Have a question about this project? Sign up for a free GitHub account to open an issue and contact its maintainers and the community.

By clicking “Sign up for GitHub”, you agree to our terms of service and privacy statement. We’ll occasionally send you account related emails.

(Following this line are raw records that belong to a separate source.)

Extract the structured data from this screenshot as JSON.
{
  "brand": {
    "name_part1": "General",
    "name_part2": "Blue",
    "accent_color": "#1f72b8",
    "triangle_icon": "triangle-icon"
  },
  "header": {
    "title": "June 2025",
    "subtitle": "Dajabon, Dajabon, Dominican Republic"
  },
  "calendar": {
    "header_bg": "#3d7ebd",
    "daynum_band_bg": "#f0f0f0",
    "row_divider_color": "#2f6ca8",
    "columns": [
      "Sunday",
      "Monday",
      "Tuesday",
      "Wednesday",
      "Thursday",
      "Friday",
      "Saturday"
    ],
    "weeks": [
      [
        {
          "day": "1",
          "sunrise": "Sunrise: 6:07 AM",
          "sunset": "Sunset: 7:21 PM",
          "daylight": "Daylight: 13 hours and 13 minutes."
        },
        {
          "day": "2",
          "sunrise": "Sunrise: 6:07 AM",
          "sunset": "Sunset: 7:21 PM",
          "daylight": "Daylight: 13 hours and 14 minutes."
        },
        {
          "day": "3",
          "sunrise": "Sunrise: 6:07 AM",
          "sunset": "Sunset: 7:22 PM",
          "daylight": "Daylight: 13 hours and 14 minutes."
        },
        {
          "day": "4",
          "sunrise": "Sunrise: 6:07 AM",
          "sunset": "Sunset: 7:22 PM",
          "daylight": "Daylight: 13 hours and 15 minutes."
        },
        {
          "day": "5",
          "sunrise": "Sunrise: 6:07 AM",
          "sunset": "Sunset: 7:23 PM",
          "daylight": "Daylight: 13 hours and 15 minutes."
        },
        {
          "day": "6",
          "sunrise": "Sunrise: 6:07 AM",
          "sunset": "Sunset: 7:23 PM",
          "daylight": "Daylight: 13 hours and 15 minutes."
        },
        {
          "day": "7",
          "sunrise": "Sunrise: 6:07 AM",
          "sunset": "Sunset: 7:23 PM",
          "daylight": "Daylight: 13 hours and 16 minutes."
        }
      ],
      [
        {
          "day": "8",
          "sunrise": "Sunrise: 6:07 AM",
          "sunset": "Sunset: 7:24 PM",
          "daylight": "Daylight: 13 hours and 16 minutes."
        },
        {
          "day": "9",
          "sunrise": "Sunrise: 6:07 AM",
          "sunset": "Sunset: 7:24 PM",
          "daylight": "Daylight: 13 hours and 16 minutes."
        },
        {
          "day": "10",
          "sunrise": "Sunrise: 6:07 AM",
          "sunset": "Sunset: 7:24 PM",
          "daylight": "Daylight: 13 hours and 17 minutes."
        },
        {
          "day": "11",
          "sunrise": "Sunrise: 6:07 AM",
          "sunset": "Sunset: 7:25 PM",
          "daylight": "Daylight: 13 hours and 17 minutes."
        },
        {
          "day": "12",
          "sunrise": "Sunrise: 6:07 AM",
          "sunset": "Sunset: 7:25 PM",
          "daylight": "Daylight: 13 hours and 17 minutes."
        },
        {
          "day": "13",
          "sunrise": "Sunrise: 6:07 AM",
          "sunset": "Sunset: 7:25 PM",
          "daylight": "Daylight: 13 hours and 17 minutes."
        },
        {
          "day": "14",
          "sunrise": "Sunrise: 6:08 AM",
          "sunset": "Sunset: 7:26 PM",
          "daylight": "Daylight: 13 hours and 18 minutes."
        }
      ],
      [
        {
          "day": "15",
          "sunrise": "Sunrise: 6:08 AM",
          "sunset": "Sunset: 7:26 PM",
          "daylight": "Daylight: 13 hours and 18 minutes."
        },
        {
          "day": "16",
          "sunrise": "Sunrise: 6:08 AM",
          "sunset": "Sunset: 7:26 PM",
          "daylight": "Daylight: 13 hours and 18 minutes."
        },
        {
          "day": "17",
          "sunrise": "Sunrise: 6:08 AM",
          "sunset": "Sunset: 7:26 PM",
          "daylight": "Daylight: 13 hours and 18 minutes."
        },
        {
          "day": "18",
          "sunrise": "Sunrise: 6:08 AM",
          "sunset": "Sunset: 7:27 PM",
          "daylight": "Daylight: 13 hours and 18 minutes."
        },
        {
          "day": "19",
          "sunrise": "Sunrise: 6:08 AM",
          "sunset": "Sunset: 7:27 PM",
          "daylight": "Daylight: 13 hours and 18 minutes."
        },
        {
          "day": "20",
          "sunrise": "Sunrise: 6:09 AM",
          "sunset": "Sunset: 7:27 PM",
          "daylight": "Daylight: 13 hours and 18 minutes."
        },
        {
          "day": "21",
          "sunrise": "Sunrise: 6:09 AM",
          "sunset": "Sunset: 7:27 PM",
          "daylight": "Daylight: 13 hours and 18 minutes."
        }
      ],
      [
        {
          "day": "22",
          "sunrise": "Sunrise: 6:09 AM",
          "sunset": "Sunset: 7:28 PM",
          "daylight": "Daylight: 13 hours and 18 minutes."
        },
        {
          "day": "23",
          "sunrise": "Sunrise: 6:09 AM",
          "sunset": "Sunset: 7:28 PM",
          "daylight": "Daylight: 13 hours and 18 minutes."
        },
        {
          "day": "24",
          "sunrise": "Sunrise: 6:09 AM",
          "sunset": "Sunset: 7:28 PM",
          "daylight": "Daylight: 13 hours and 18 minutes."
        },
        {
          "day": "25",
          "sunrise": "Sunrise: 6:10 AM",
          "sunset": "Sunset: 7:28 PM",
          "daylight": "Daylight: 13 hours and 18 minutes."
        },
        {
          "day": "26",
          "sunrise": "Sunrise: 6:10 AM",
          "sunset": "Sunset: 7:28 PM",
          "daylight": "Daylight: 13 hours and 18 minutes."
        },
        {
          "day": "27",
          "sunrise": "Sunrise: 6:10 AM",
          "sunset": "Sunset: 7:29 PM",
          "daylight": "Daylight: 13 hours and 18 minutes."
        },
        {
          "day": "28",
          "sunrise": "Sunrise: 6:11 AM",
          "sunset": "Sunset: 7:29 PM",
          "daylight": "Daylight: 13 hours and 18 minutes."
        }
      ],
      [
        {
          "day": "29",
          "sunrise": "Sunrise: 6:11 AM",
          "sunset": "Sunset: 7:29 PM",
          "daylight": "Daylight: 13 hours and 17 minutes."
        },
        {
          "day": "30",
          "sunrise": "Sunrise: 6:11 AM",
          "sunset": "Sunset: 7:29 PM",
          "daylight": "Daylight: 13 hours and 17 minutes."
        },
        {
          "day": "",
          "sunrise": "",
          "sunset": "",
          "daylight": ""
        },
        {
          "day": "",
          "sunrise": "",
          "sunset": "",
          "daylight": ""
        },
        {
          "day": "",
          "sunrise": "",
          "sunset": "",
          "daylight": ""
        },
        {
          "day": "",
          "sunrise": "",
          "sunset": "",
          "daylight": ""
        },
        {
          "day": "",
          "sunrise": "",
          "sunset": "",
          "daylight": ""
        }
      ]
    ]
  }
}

Already on GitHub? Sign in to your account

Device Status flapping between UpToDate and Outdated #89

Open
doanac opened this issue May 8, 2019 · 3 comments
Open

Device Status flapping between UpToDate and Outdated #89

doanac opened this issue May 8, 2019 · 3 comments

Comments

@doanac
Copy link

doanac commented May 8, 2019

Found on version: device-registry:0.3.0-12-ga1ea92b

We have at least one device in our OTA Connect deployment who's status seems to be flapping between UpToDate and Outdated.

When looking at the logs I see the following messages repeating over and over. I have a feeling something here is the cause of the device status not looking correct, but I have no idea. It almost seems like there's a message in the queue we can't process and are hitting it over and over and over again.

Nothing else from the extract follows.